Martha Kuhl, RN, secretary-treasurer of CNA/NNOC and a nurse at Children's Hospital in Oakland, Calif., said meeting with other pediatric RNs in Minnesota was a precursor to the upcoming work of the NNU.

"I was very excited to get together with other children's hospital nurses and look forward to working nationally with nurses for a single standard of pediatric care, along with a single standard of care for all patients," she said. "Nurses united will have enormous influence to fight for that reality."

Last week's session of the new union's interim executive committee continued a unification process that will culminate in December. All three organizations will have national conventions prior to December to ratify the new union, which officials say is intended to build a stronger, more powerful national movement of direct-care RNs and spur representation campaigns for non-union nurses into an RN-led union.

"As staff nurses our time has finally come," said Sandra Falwell, RN of the DC Nurses Association and a UAN director. "Just think about all the management heads that turned grey when they heard what we are doing.

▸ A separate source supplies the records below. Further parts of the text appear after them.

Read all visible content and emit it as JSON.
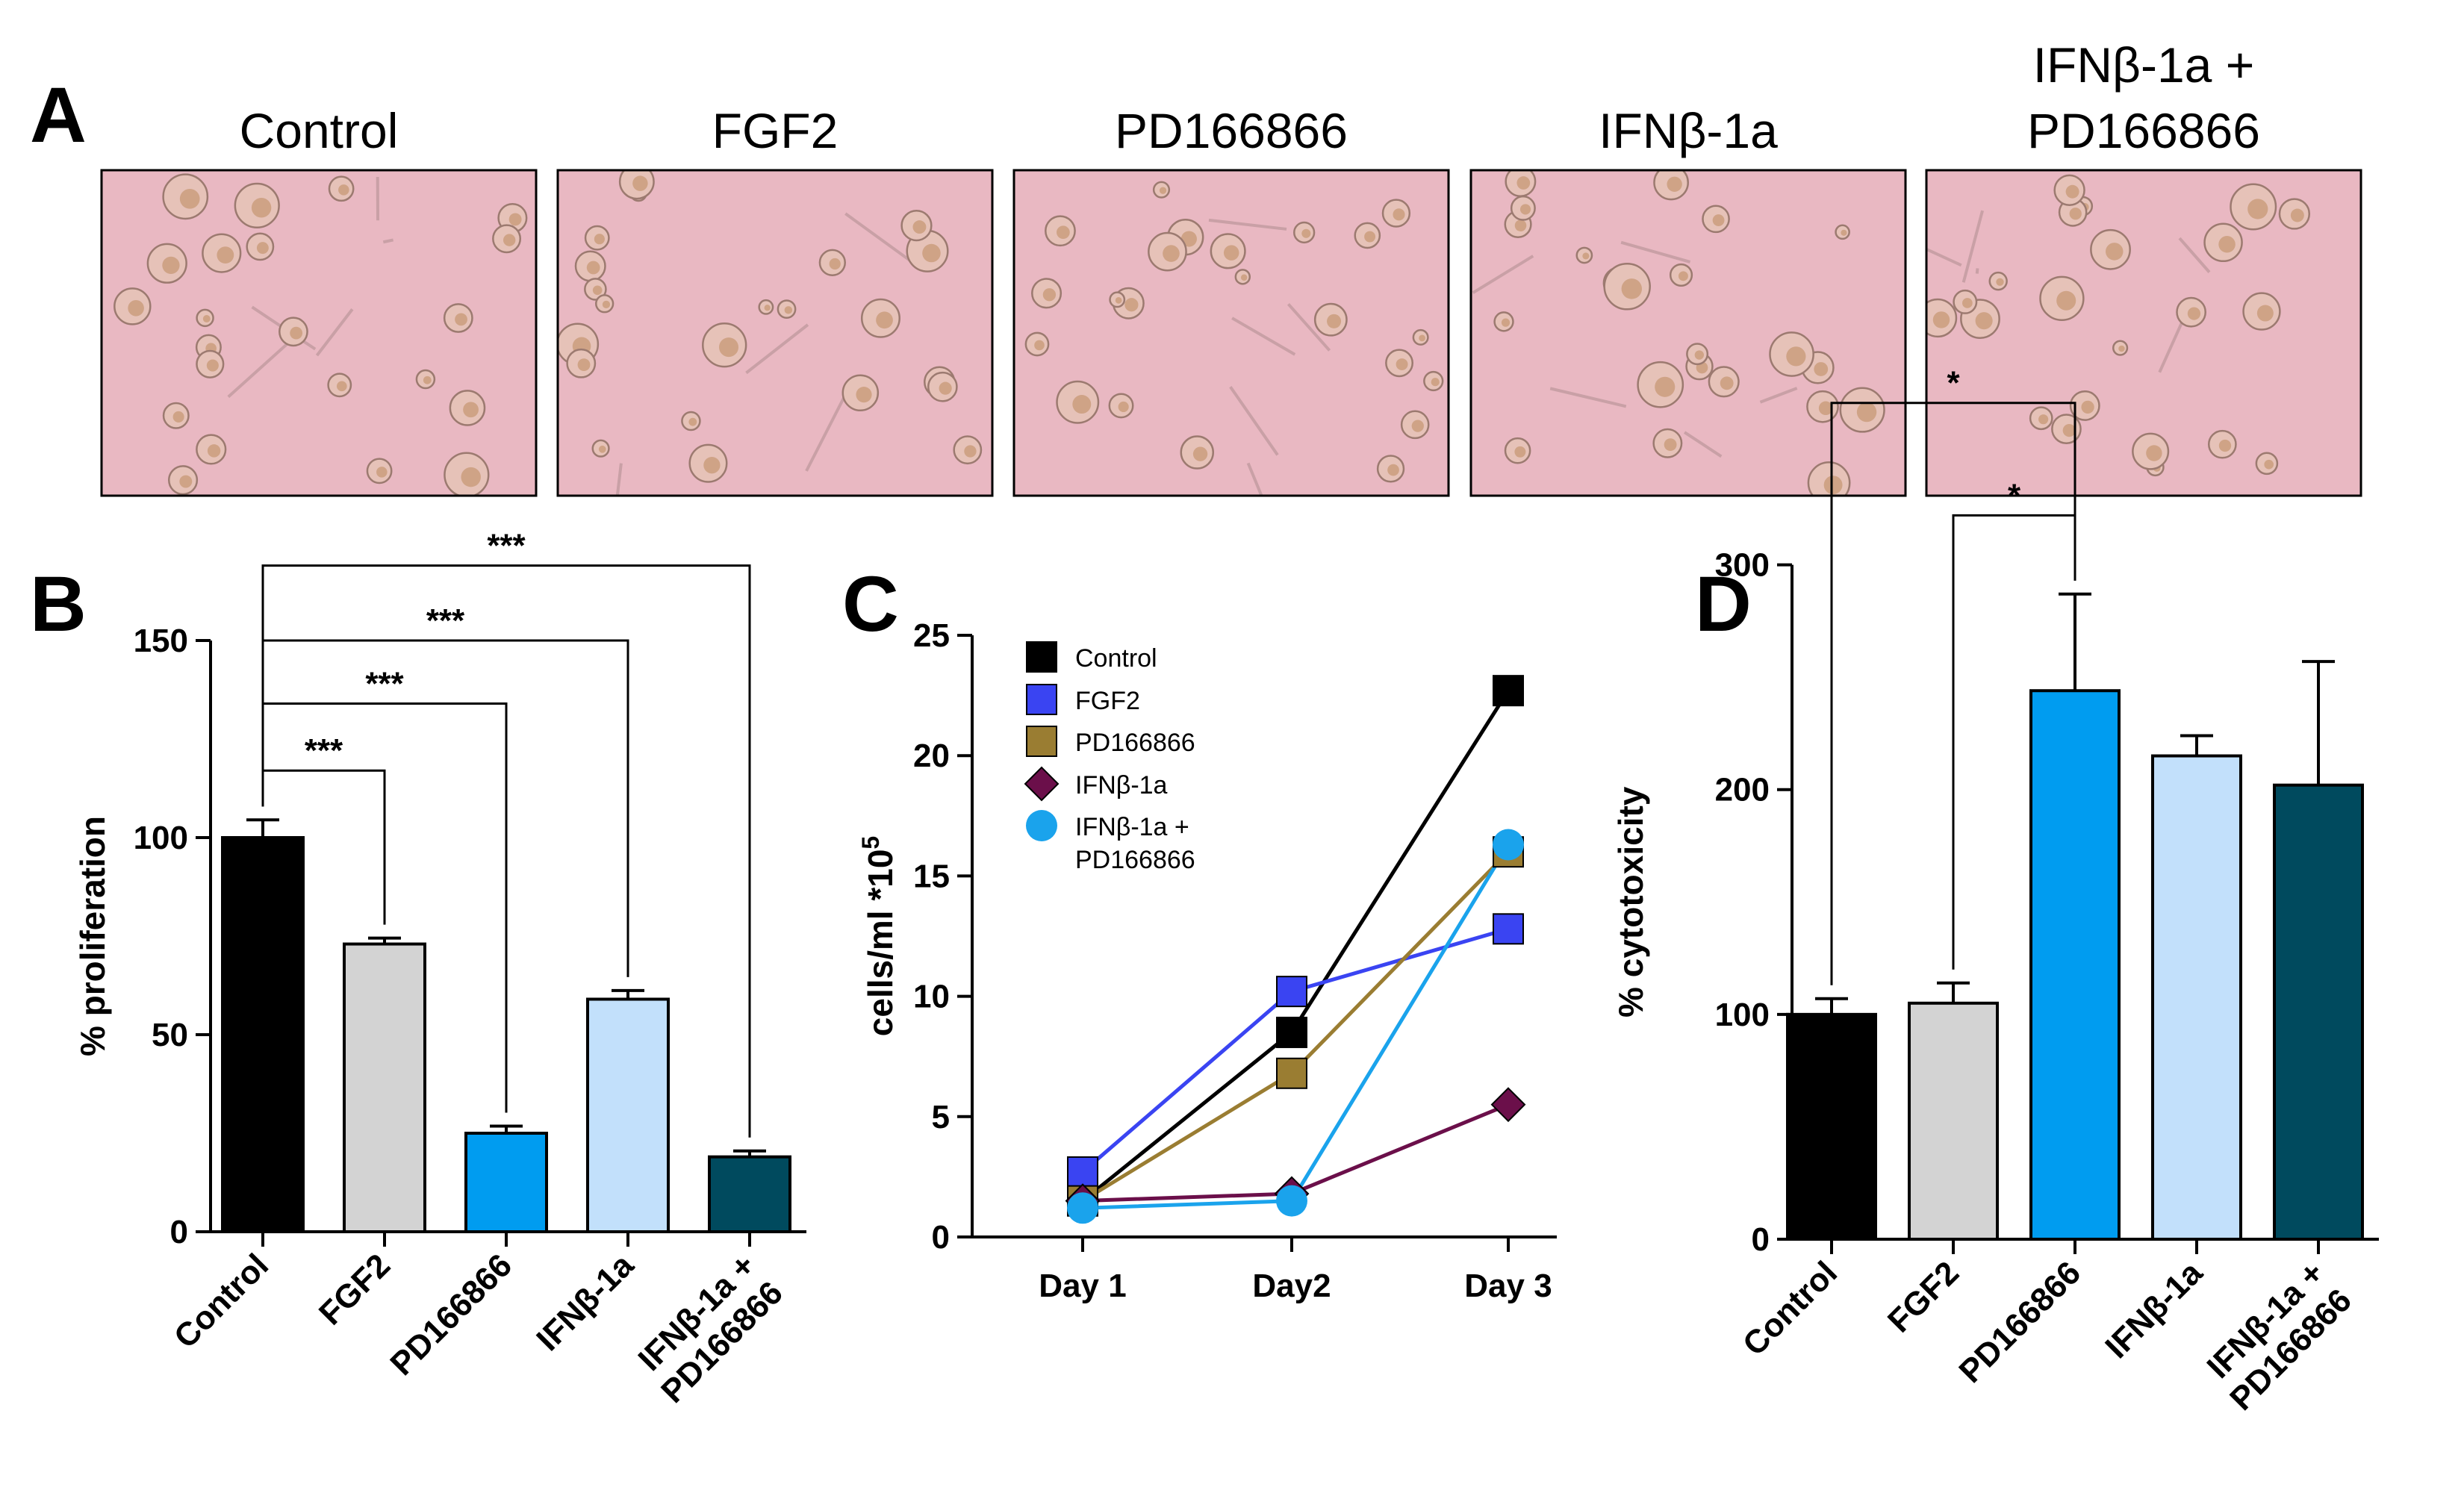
{
  "panels": {
    "A": {
      "letter": "A",
      "images": [
        {
          "label_lines": [
            "Control"
          ]
        },
        {
          "label_lines": [
            "FGF2"
          ]
        },
        {
          "label_lines": [
            "PD166866"
          ]
        },
        {
          "label_lines": [
            "IFNβ-1a"
          ]
        },
        {
          "label_lines": [
            "IFNβ-1a +",
            "PD166866"
          ]
        }
      ]
    },
    "B": {
      "letter": "B"
    },
    "C": {
      "letter": "C"
    },
    "D": {
      "letter": "D"
    }
  },
  "colors": {
    "Control": "#000000",
    "FGF2": "#d3d3d3",
    "PD166866": "#009cf0",
    "IFNb": "#c2e0fb",
    "IFNb_PD": "#004a5e",
    "line_fgf2": "#3a44f2",
    "line_pd": "#9a7d32",
    "line_ifnb": "#6b0f4a",
    "line_ifnb_pd": "#1aa3ec",
    "micrograph_bg": "#e9b8c2"
  },
  "chart_data": [
    {
      "panel": "B",
      "type": "bar",
      "categories": [
        [
          "Control"
        ],
        [
          "FGF2"
        ],
        [
          "PD166866"
        ],
        [
          "IFNβ-1a"
        ],
        [
          "IFNβ-1a +",
          "PD166866"
        ]
      ],
      "values": [
        100,
        73,
        25,
        59,
        19
      ],
      "errors": [
        4.5,
        1.5,
        1.8,
        2.2,
        1.5
      ],
      "ylabel": "% proliferation",
      "ylim": [
        0,
        150
      ],
      "yticks": [
        0,
        50,
        100,
        150
      ],
      "significance": [
        {
          "from": 0,
          "to": 1,
          "label": "***",
          "y": 117
        },
        {
          "from": 0,
          "to": 2,
          "label": "***",
          "y": 134
        },
        {
          "from": 0,
          "to": 3,
          "label": "***",
          "y": 150
        },
        {
          "from": 0,
          "to": 4,
          "label": "***",
          "y": 169
        }
      ]
    },
    {
      "panel": "C",
      "type": "line",
      "x": [
        "Day 1",
        "Day2",
        "Day 3"
      ],
      "ylabel": "cells/ml *10",
      "ylabel_sup": "5",
      "ylim": [
        0,
        25
      ],
      "yticks": [
        0,
        5,
        10,
        15,
        20,
        25
      ],
      "legend_position": "top-left",
      "series": [
        {
          "name": "Control",
          "values": [
            1.5,
            8.5,
            22.7
          ],
          "marker": "square"
        },
        {
          "name": "FGF2",
          "values": [
            2.7,
            10.2,
            12.8
          ],
          "marker": "square"
        },
        {
          "name": "PD166866",
          "values": [
            1.5,
            6.8,
            16.0
          ],
          "marker": "square"
        },
        {
          "name": "IFNβ-1a",
          "values": [
            1.5,
            1.8,
            5.5
          ],
          "marker": "diamond"
        },
        {
          "name_lines": [
            "IFNβ-1a +",
            "PD166866"
          ],
          "values": [
            1.2,
            1.5,
            16.3
          ],
          "marker": "circle"
        }
      ]
    },
    {
      "panel": "D",
      "type": "bar",
      "categories": [
        [
          "Control"
        ],
        [
          "FGF2"
        ],
        [
          "PD166866"
        ],
        [
          "IFNβ-1a"
        ],
        [
          "IFNβ-1a +",
          "PD166866"
        ]
      ],
      "values": [
        100,
        105,
        244,
        215,
        202
      ],
      "errors": [
        7,
        9,
        43,
        9,
        55
      ],
      "ylabel": "% cytotoxicity",
      "ylim": [
        0,
        350
      ],
      "yticks": [
        0,
        100,
        200,
        300
      ],
      "significance": [
        {
          "from": 0,
          "to": 2,
          "label": "*",
          "y": 372
        },
        {
          "from": 1,
          "to": 2,
          "label": "*",
          "y": 322
        }
      ]
    }
  ]
}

I'm glad I've lived long enough to see this happen and know what a great legacy this would be to pass on."

The NNU plans to emphasize protecting and expanding patient rights and RN professional practice, including promoting a Senate bill, S 1031, the National Nursing Shortage Reform and Patient Advocacy Act, which is modeled after the California law establishing RN-to-patient safe staffing ratios.

The new organization also intends to strengthen the voice of nurses in the national healthcare debate.